Mais le summum, le top des tops, le fléau ultime, irrémédiable, imparable, obsédant, impitoyable, incoercible, etc... : la miction impérieuse, le pipi. Ayant déjà baptisé un harnais delta de Pascal (merci encore), je me dis qu'au moins, en parapente, on se met debout et c'est comme à la maison, la lunette en mains. Aussitôt dit, aussitôt fait et, rien.... que dalle, pas une goutte. Trois tentatives en vain, même avec une moitié d'aile fermée. Triste spectacle que ce volatile anurique et rouge pivoine.

Bref, la fin du vol sera plus une lutte physiologique et "urologique" qu'aérologique. Mon dernier plané se fera face au vent pour poser à coté d'un village sur une crête perpendiculaire à ma route afin de garder le contact avec la récup que je crois, à tort, toute proche. J'avoue qu'un GPS que j'ai tant raillé !) m'indiquant ma position et la proximité des cent bornes m'aurait incité à finir vent de cul.

En tous cas, le vent de cul, je l'ai pour inonder, dans une extase primitive, ce piquet de clôture. Après avoir joint Rémi et François qui sont à Cahors, les yeux sur le toit ouvrant à ma recherche, je vais boire le café au milieu de la réunion de famille voisine. Chacun y va de son expérience, variée du vol ultra-léger. Ainsi j'apprends, entre autre, que le fait de m'être posé plus haut que mon décollage était pour beaucoup dans la distance parcourue. J'acquiesce devant tant de conviction. Rassasié et réchauffé, j'entame avec sérénité le chemin de campagne qui m'emmène au point de rendez-vous. Ces quelques kilomètres à pied, seul sur cette crête au point de vue circulaire sont le parfait achèvement de cette journée de vol. A peine ai-je le temps de faire connaissance avec tous les chiens du village que ma récup adorée arrive, fourbue et le visage las. Une cloppe pour François, quelques "mesures of Rap" pour Rémi, et retour sur les réalités de chez nous.

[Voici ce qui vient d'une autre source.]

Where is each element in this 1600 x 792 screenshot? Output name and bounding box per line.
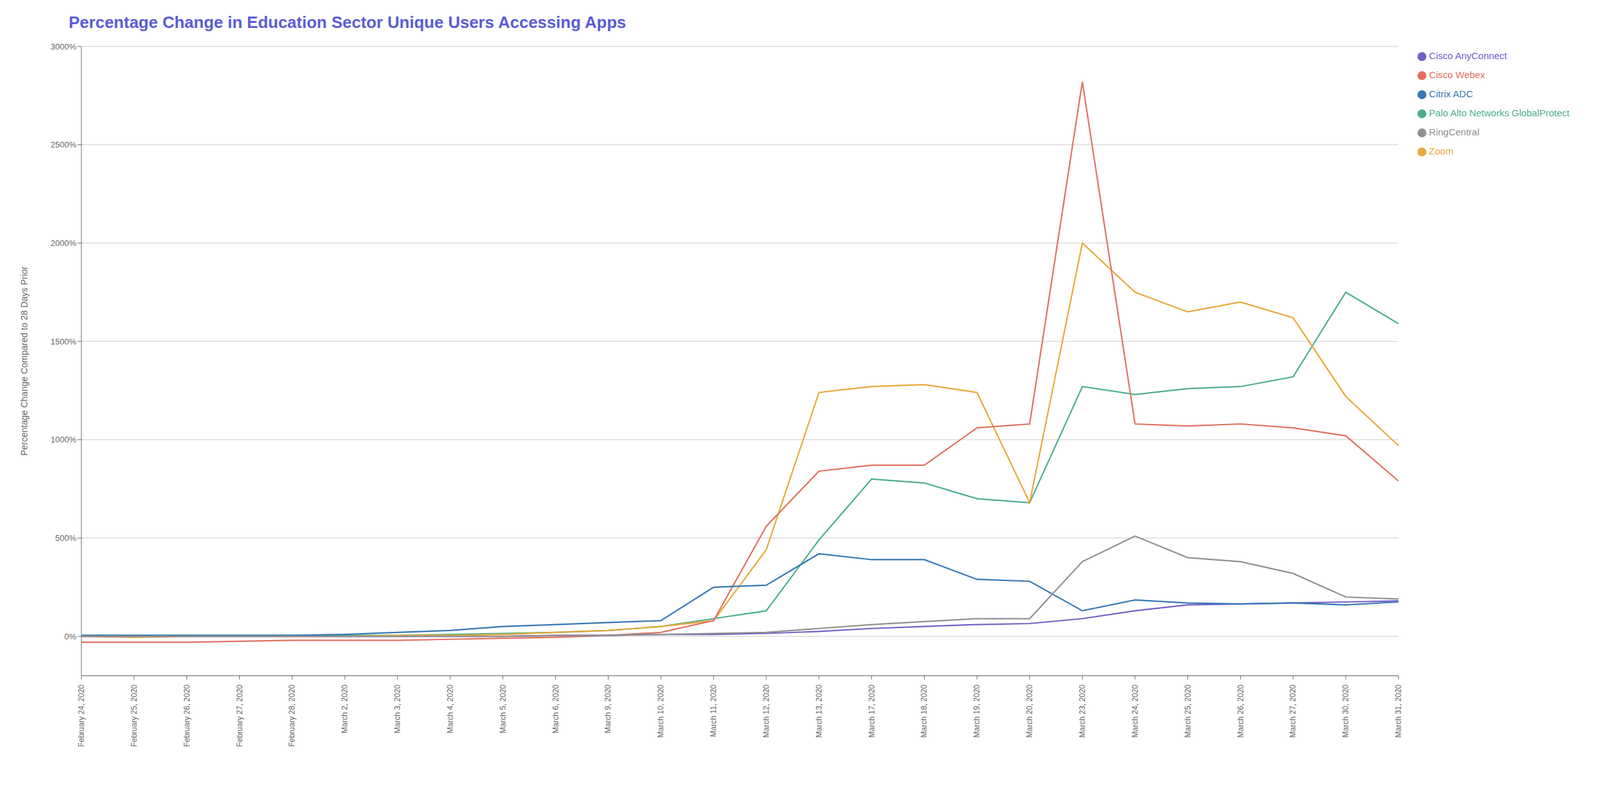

Le cross est vraiment l'aboutissement du vol libre (j'en vois qui sursautent !) Certes, c'est ingrat, aléatoire, étroitement lié à la possibilité d'une récupération (facteur sûrement le plus limitant pour nombre d'entre nous), loin du regard des autres, mais quel pied. Le plus difficile est de couper, au bon moment, le cordon ombilical du décollage. Ensuite c'est un autre vol et un autre monde, plus facile d'une certaine manière, plus de liberté mais moins de certitudes. Le parapente ajoute encore au plaisir par son insouciance de la vache et son autonomie une fois posé. Par contre pour ce qui est de la glisse... ne vexons personne, faut rester cool, mais... et puis, faut voir comme ils se fringuent mais, bon faut rester cool. Bref, que l'on débute ou que l'on tourne en rond, le cross me semble un bon tremplin pour doper son activité (surtout avec une bière). Eu égard à ce qui se fait par ailleurs la distance effectuée est très modeste, si si, mais le plaisir est ailleurs ; sinon la compétition vous tend les bras et là je passe la plume au président "Champion - de - France avec - mat - qui - les - a - tous - mis".

Réalisé sous la menace d'un ex-président et remis en main propre (euh, pas vraiment).

Visa de censure n 007 de la commission information et désinformation, qui décline toute responsabilité quant aux réactions de tout bipède suspendu à un chiffon, gonflé ou non.